The way Once Upon a Time in Hollywood came to life is rather unique and unlike anything else that Quentin Tarantino has written. He had been slowly working at the story for many years, taking information about 1960s Hollywood and the film industry from many of the actors and crew members he collaborated with, including Bruce Dern, David Carradine, Michael Parks, Robert Forster and Kurt Russell. He envisioned the relationship between a has-been actor and his long-time stunt double with the changing tides of cinema in the form of a novel, which he wrote for five years. It was only at the end that it became clear to him that this could easily work as its own movie, and, backed by Sony Pictures, he made a feature film, released in 2019 and starring Leonardo DiCaprio, Brad Pitt, and Margot Robbie.

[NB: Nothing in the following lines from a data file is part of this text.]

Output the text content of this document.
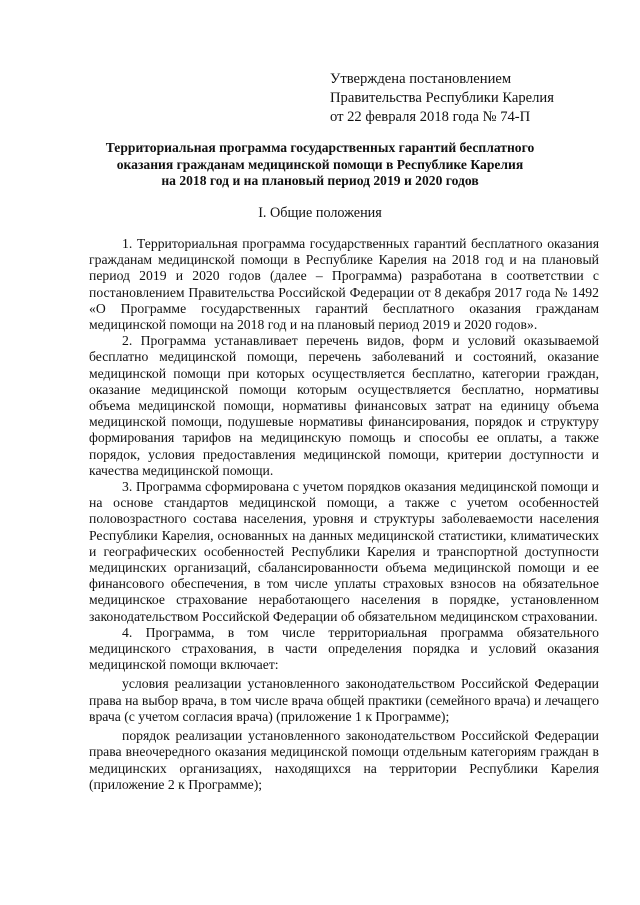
Утверждена постановлением
Правительства Республики Карелия
от 22 февраля 2018 года № 74-П
Территориальная программа государственных гарантий бесплатного
оказания гражданам медицинской помощи в Республике Карелия
на 2018 год и на плановый период 2019 и 2020 годов
I. Общие положения

1. Территориальная программа государственных гарантий бесплатного оказания гражданам медицинской помощи в Республике Карелия на 2018 год и на плановый период 2019 и 2020 годов (далее – Программа) разработана в соответствии с постановлением Правительства Российской Федерации от 8 декабря 2017 года № 1492 «О Программе государственных гарантий бесплатного оказания гражданам медицинской помощи на 2018 год и на плановый период 2019 и 2020 годов».

2. Программа устанавливает перечень видов, форм и условий оказываемой бесплатно медицинской помощи, перечень заболеваний и состояний, оказание медицинской помощи при которых осуществляется бесплатно, категории граждан, оказание медицинской помощи которым осуществляется бесплатно, нормативы объема медицинской помощи, нормативы финансовых затрат на единицу объема медицинской помощи, подушевые нормативы финансирования, порядок и структуру формирования тарифов на медицинскую помощь и способы ее оплаты, а также порядок, условия предоставления медицинской помощи, критерии доступности и качества медицинской помощи.

3. Программа сформирована с учетом порядков оказания медицинской помощи и на основе стандартов медицинской помощи, а также с учетом особенностей половозрастного состава населения, уровня и структуры заболеваемости населения Республики Карелия, основанных на данных медицинской статистики, климатических и географических особенностей Республики Карелия и транспортной доступности медицинских организаций, сбалансированности объема медицинской помощи и ее финансового обеспечения, в том числе уплаты страховых взносов на обязательное медицинское страхование неработающего населения в порядке, установленном законодательством Российской Федерации об обязательном медицинском страховании.

4. Программа, в том числе территориальная программа обязательного медицинского страхования, в части определения порядка и условий оказания медицинской помощи включает:

условия реализации установленного законодательством Российской Федерации права на выбор врача, в том числе врача общей практики (семейного врача) и лечащего врача (с учетом согласия врача) (приложение 1 к Программе);

порядок реализации установленного законодательством Российской Федерации права внеочередного оказания медицинской помощи отдельным категориям граждан в медицинских организациях, находящихся на территории Республики Карелия (приложение 2 к Программе);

Now, two years after its premiere at the Cannes Film Festival, Tarantino has published the novel version of the film, making this a particular instance where the source material was written prior to its cinematic adaptation, but released years later (likely also to have it qualify as an Original Screenplay for award season). How do the words of cinema’s most famous and self-indulgent writer-director compare to his cinematic magnum opus?

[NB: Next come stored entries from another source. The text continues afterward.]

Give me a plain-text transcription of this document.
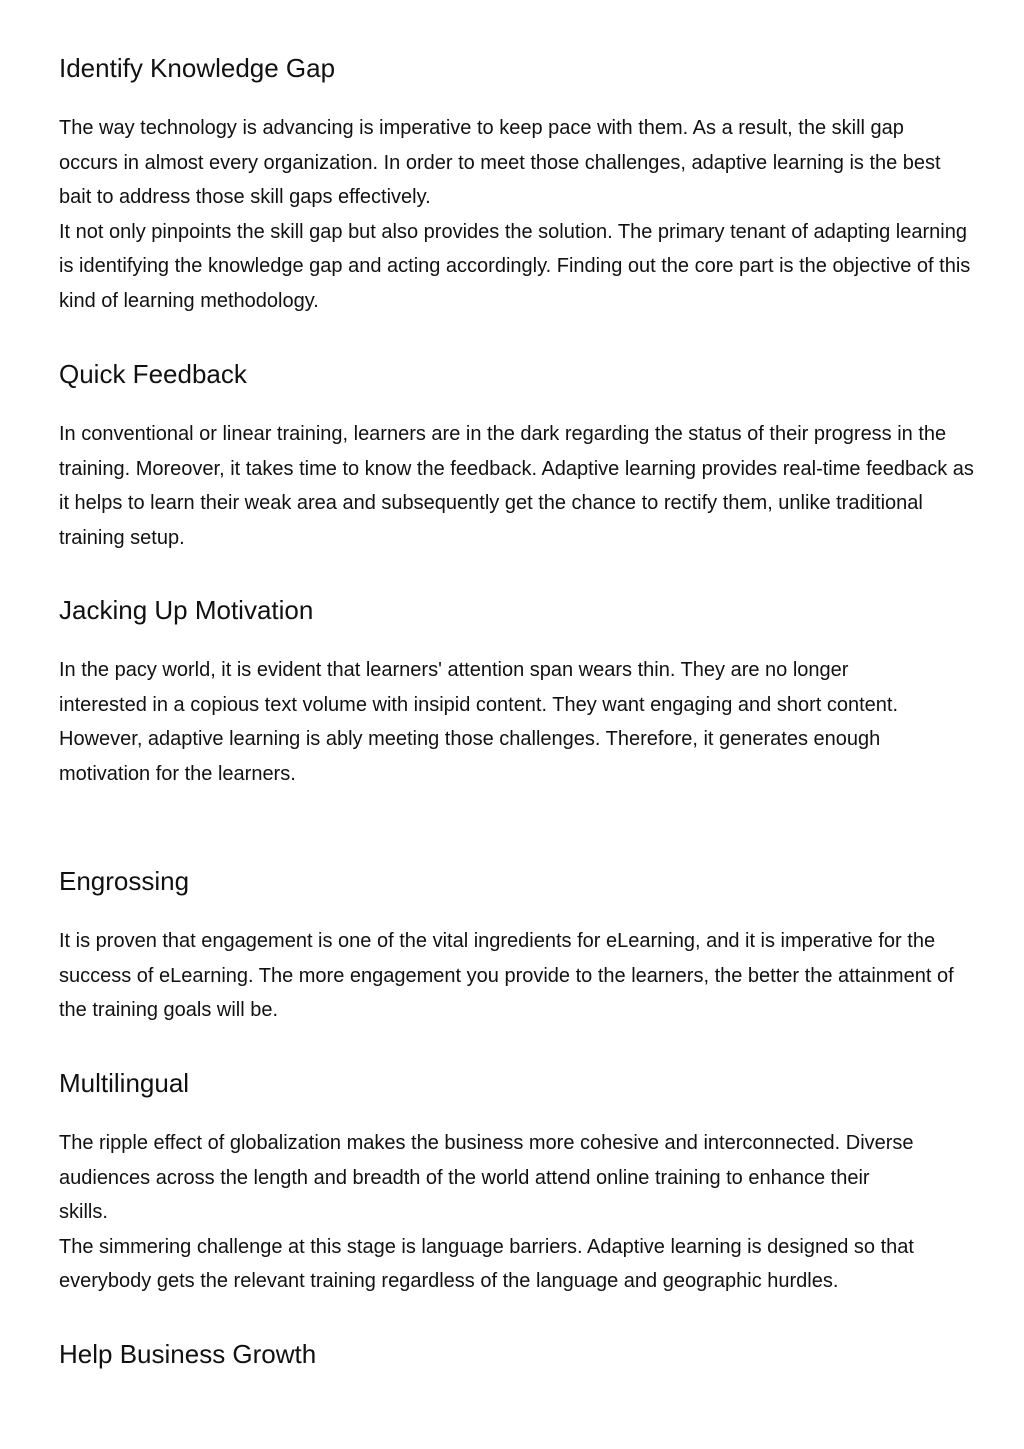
Identify Knowledge Gap

The way technology is advancing is imperative to keep pace with them. As a result, the skill gap occurs in almost every organization. In order to meet those challenges, adaptive learning is the best bait to address those skill gaps effectively.

It not only pinpoints the skill gap but also provides the solution. The primary tenant of adapting learning is identifying the knowledge gap and acting accordingly. Finding out the core part is the objective of this kind of learning methodology.

Quick Feedback

In conventional or linear training, learners are in the dark regarding the status of their progress in the training. Moreover, it takes time to know the feedback. Adaptive learning provides real-time feedback as it helps to learn their weak area and subsequently get the chance to rectify them, unlike traditional training setup.

Jacking Up Motivation

In the pacy world, it is evident that learners' attention span wears thin. They are no longer interested in a copious text volume with insipid content. They want engaging and short content.

However, adaptive learning is ably meeting those challenges. Therefore, it generates enough motivation for the learners.

Engrossing

It is proven that engagement is one of the vital ingredients for eLearning, and it is imperative for the success of eLearning. The more engagement you provide to the learners, the better the attainment of the training goals will be.

Multilingual

The ripple effect of globalization makes the business more cohesive and interconnected. Diverse audiences across the length and breadth of the world attend online training to enhance their skills.

The simmering challenge at this stage is language barriers. Adaptive learning is designed so that everybody gets the relevant training regardless of the language and geographic hurdles.

Help Business Growth
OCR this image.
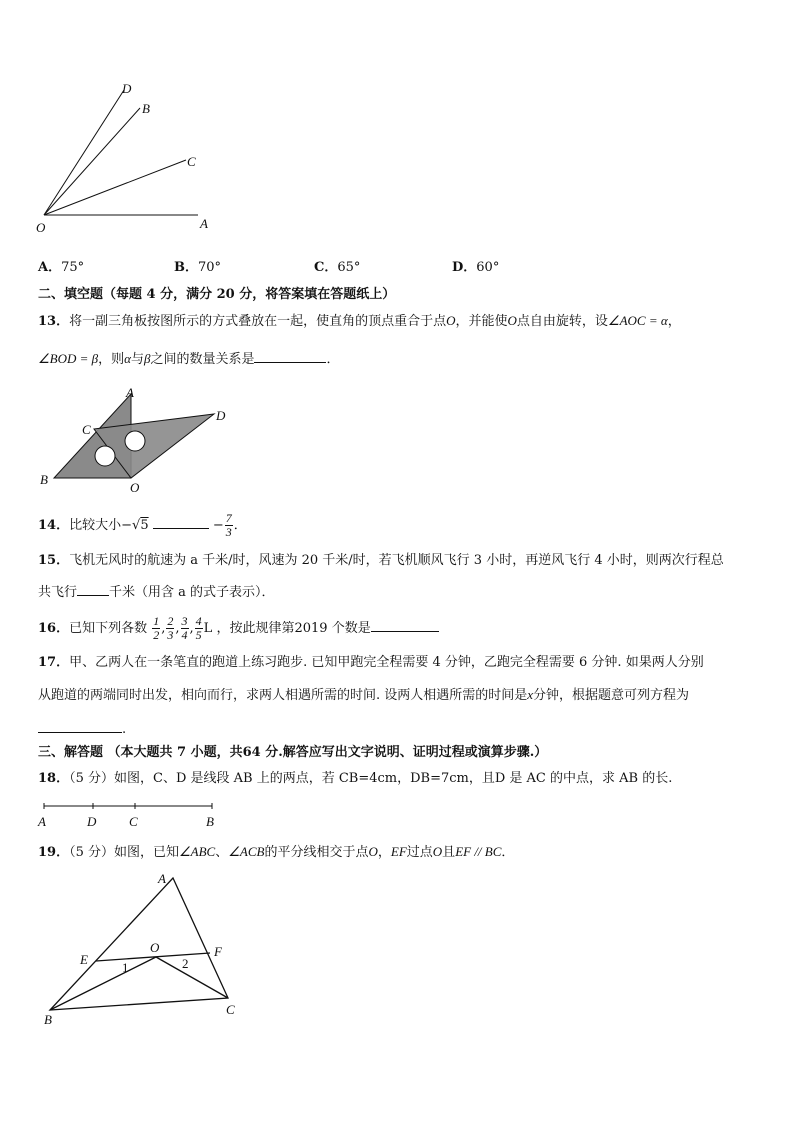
D
B
C
O	A
A．75°	B．70°	C．65°	D．60°
二、填空题（每题 4 分，满分 20 分，将答案填在答题纸上）
13．将一副三角板按图所示的方式叠放在一起，使直角的顶点重合于点O，并能使O点自由旋转，设∠AOC = α，
∠BOD = β，则α与β之间的数量关系是	．
A
C
D
B
O
14．比较大小−√5	− $\frac{7}{3}$ ．
15．飞机无风时的航速为 a 千米/时，风速为 20 千米/时，若飞机顺风飞行 3 小时，再逆风飞行 4 小时，则两次行程总
共飞行 千米（用含 a 的式子表示）．
16．已知下列各数 $\frac{1}{2}$ , $\frac{2}{3}$ , $\frac{3}{4}$ , $\frac{4}{5}$ L ，按此规律第2019 个数是
17．甲、乙两人在一条笔直的跑道上练习跑步. 已知甲跑完全程需要 4 分钟，乙跑完全程需要 6 分钟. 如果两人分别
从跑道的两端同时出发，相向而行，求两人相遇所需的时间. 设两人相遇所需的时间是x分钟，根据题意可列方程为
.
三、解答题 （本大题共 7 小题，共64 分.解答应写出文字说明、证明过程或演算步骤.）
18．（5 分）如图，C、D 是线段 AB 上的两点，若 CB=4cm，DB=7cm，且D 是 AC 的中点，求 AB 的长.
A	D	C	B
19．（5 分）如图，已知∠ABC、∠ACB的平分线相交于点O，EF过点O且EF // BC．
A
E
O	F
1	2
B
C
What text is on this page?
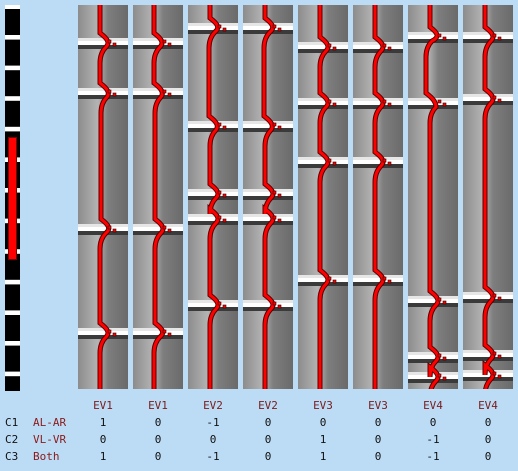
EV1	EV1	EV2	EV2	EV3	EV3	EV4	EV4
C1	AL-AR	1	0	-1	0	0	0	0	0
C2	VL-VR	0	0	0	0	1	0	-1	0
C3	Both	1	0	-1	0	1	0	-1	0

After the first two chapters, it is apparent that this is not going to convert anyone who dislikes the Pulp Fiction filmmaker. While the first chapter is an alternative, extended dialogue between actor Rick Dalton (the DiCaprio character) and casting director Marvin Schwarz (Al Pacino on the screen) that takes place inside an office rather than a bar, the second one is a 19-page deep-dive into stunt double Cliff Booth’s cinephile interests, including a tangent on Akira Kurosawa and Vilgot Sjöman’s I Am Curious (Yellow).

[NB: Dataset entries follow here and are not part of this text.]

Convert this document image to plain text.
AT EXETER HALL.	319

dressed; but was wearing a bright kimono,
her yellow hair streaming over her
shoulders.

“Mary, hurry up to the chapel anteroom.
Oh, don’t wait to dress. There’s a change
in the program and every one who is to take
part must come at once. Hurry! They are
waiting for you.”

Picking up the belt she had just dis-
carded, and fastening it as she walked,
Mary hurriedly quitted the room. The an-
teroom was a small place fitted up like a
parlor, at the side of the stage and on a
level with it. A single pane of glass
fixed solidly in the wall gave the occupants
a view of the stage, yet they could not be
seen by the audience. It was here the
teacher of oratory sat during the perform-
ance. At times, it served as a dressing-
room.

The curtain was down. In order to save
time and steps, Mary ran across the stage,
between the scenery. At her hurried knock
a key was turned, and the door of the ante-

These detours inside the past of certain characters were present in a short and more direct way in the movie, usually more as jokes than anything else (think of Dalton almost being cast in The Great Escape), while the novel is almost evenly split between the events that take place February 8th, 1969, and the backstories of nearly every character. Sharon Tate’s arrival in Hollywood and her marriage with Polish director Roman Polanski are more heavily featured, Cliff Booth’s dark past and murderous tendencies lack any of the ambiguity and likability of Brad Pitt’s charming performance, and side characters like Charles Manson, his followers Pussycat and Squeaky, or actors James Stacy and Trudi Frazer get way more interactions than one might expect on first glance.
This manages to make the novelisation of Once Upon a Time in Hollywood feel very much like its own separate thing. In many ways, it is a darker, more explicit story as far as violence, swearing, and sexuality are concerned, already giving readers a glimpse into how Tarantino will have free rein for his creativity in the written form. To avoid delving too much into spoilers, much of the narrative has stayed untouched, with some scenes featuring much more dialogue (the conversations between Dalton and young Trudi Frazer are a highlight and a terrific love letter to the art of acting) and others being experienced exclusively from one perspective (the incident at Spahn Ranch is witnessed from Squeaky’s POV). The most interesting stylistic flourish that Tarantino employs is to write some chapters from the shooting of the fictional TV show Lancer as a proper western novel, mirroring how in the film those scenes are shot and edited as if audiences were watching the episode.
The ultimate question remains untouched: who told it best? Like all the best cinematic adaptations, Once Upon a Time in Hollywood works great both as a film and as a novel. Quentin Tarantino the writer has more time to delve into his characters and talk freely about actors, directors, real and fictitious films of 1969 and before, in a way that is intoxicating for avid cinephiles and likely incredibly confusing for everyone else (part of the fun is recognising which names were made up). Quentin Tarantino the director made a compelling, hilarious dramatic comedy that is more focused in its narrative and atmosphere, and delivers a bloody and cathartic epilogue that is shockingly missing from the novel.
This is the biggest and most controversial change, and it is a choice that serves in differentiating both versions of the story: the confrontation that happens August 8th, 1969 (when the real Sharon Tate and four of her friends were murdered in their home by members of the Manson family) works as the natural conclusion to the film, delivering the violence that everyone expects from a Tarantino film, as well as a slice of alternative history that hammers home the fairy tale title. But Once Upon a Time in Hollywood as a book is a send-off to an era that is long gone, wallowing in the power of nostalgia and the inevitability of the passage of time. The ending is poignant and powerful, celebrating the immense luck that those working on film and TV productions have, making dreams real and giving people worldwide a chance to escape from the harsh realities of life.
Who knows if the hardcover version will feature this epilogue, but the choice to omit it is commendable and oddly fitting. Quentin Tarantino definitely has a promising career as a writer, and if he really will retire as a director after his next feature, then the world of book readers will welcome him with open arms.